Tasker requested a break during questioning, advising the detective he felt ill. Once the officer left the room to retrieve some water, Tasker vomited into a bucket.
He accepted his mental health and personal circumstances didn’t make what he’d done in Buxton Square right.
“I just have to take one day at a time the next few days, and just pray that the people that I’ve injured can pull through,” he said.

“I would never have thought I’d ever kill someone.”
He called it a “stupid mistake” and a “complete accident”.
He was three times over the legal alcohol limit when he was tested following the incident and claimed he didn’t think his actions through.
“The alcohol, it brings the demon out,” he said.
“I didn't really think about the consequences because I was pretty drunk. I knew that they'd be bad.
“If I wasn't drinking, I would never have done it,” he added.

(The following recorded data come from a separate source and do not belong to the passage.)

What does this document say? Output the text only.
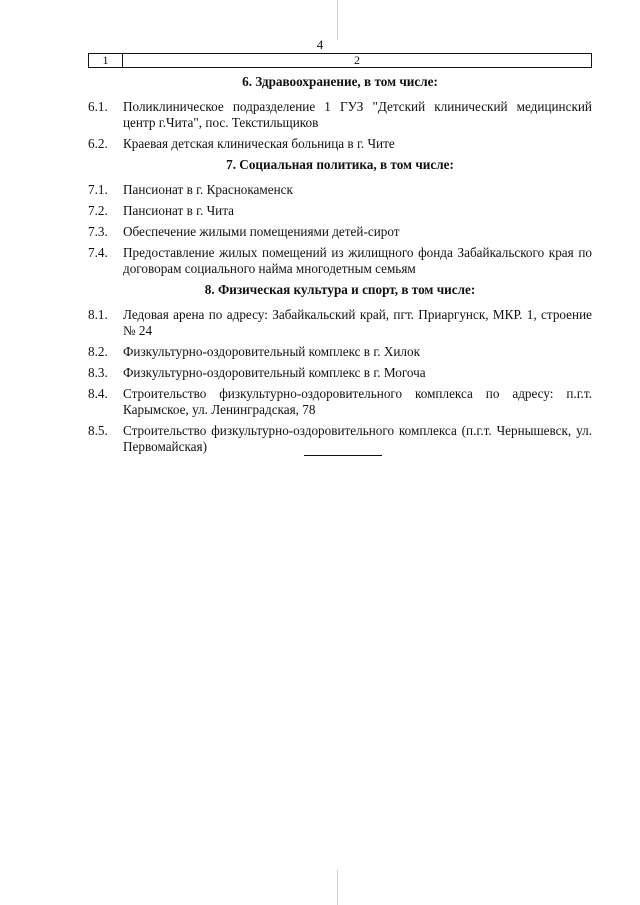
4
1	2
6. Здравоохранение, в том числе:
6.1.	Поликлиническое подразделение 1 ГУЗ "Детский клинический медицинский центр г.Чита", пос. Текстильщиков
6.2.	Краевая детская клиническая больница в г. Чите
7. Социальная политика, в том числе:
7.1.	Пансионат в г. Краснокаменск
7.2.	Пансионат в г. Чита
7.3.	Обеспечение жилыми помещениями детей-сирот
7.4.	Предоставление жилых помещений из жилищного фонда Забайкальского края по договорам социального найма многодетным семьям
8. Физическая культура и спорт, в том числе:
8.1.	Ледовая арена по адресу: Забайкальский край, пгт. Приаргунск, МКР. 1, строение № 24
8.2.	Физкультурно-оздоровительный комплекс в г. Хилок
8.3.	Физкультурно-оздоровительный комплекс в г. Могоча
8.4.	Строительство физкультурно-оздоровительного комплекса по адресу: п.г.т. Карымское, ул. Ленинградская, 78
8.5.	Строительство физкультурно-оздоровительного комплекса (п.г.т. Чернышевск, ул. Первомайская)
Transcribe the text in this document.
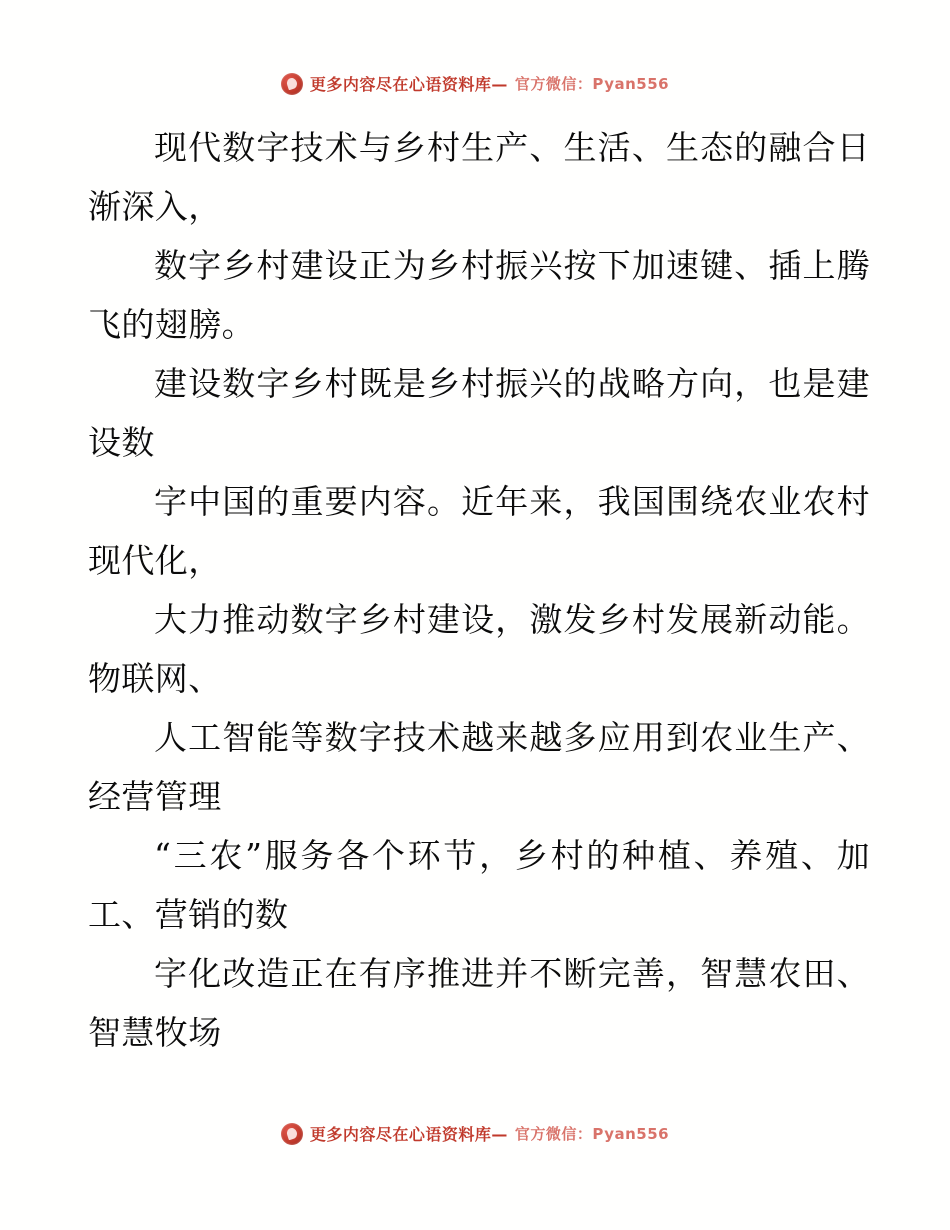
更多内容尽在心语资料库— 官方微信：Pyan556

现代数字技术与乡村生产、生活、生态的融合日渐深入，

数字乡村建设正为乡村振兴按下加速键、插上腾飞的翅膀。

建设数字乡村既是乡村振兴的战略方向，也是建设数

字中国的重要内容。近年来，我国围绕农业农村现代化，

大力推动数字乡村建设，激发乡村发展新动能。物联网、

人工智能等数字技术越来越多应用到农业生产、经营管理

“三农”服务各个环节，乡村的种植、养殖、加工、营销的数

字化改造正在有序推进并不断完善，智慧农田、智慧牧场

更多内容尽在心语资料库— 官方微信：Pyan556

But he acknowledged, because of him, “it’s not a happy New Year”.
Prior assault conviction with a car
This was not the first time Tasker had been accused of using his car as a weapon.
Crown prosecutor Jackson Webber today shared details of the accused's previous conviction, following an incident in 2020.
He'd been boarding with a paraplegic man, and the pair had fallen out.
"The defendant drove towards the victim, hitting him in his wheelchair… causing the wheelchair to flip over onto its side and the victim to come out of the chair.
"The victim crawled his way up the curb, over the footpath and behind a concrete fence.
"The defendant drove at the victim again and struck the fence with his vehicle," Webber said.
Second week of the trial for the man accused of murdering Senior Sergeant Lyn Fleming on the first day of 2025. (Source: 1News)
Tasker pleaded guilty and was convicted of assault using a vehicle as a weapon.
In the Crown's opening address last week, it addressed the prior offending – telling the jury: "If you accept that this evidence establishes that propensity, then it is evidence you can take into account in relation to deciding with the defendant intentionally drove his vehicle into the two police officers.
"The Crown case is that this tendency on the part of Mr Tasker makes it more likely that he deliberately or intentionally drove into the police officers."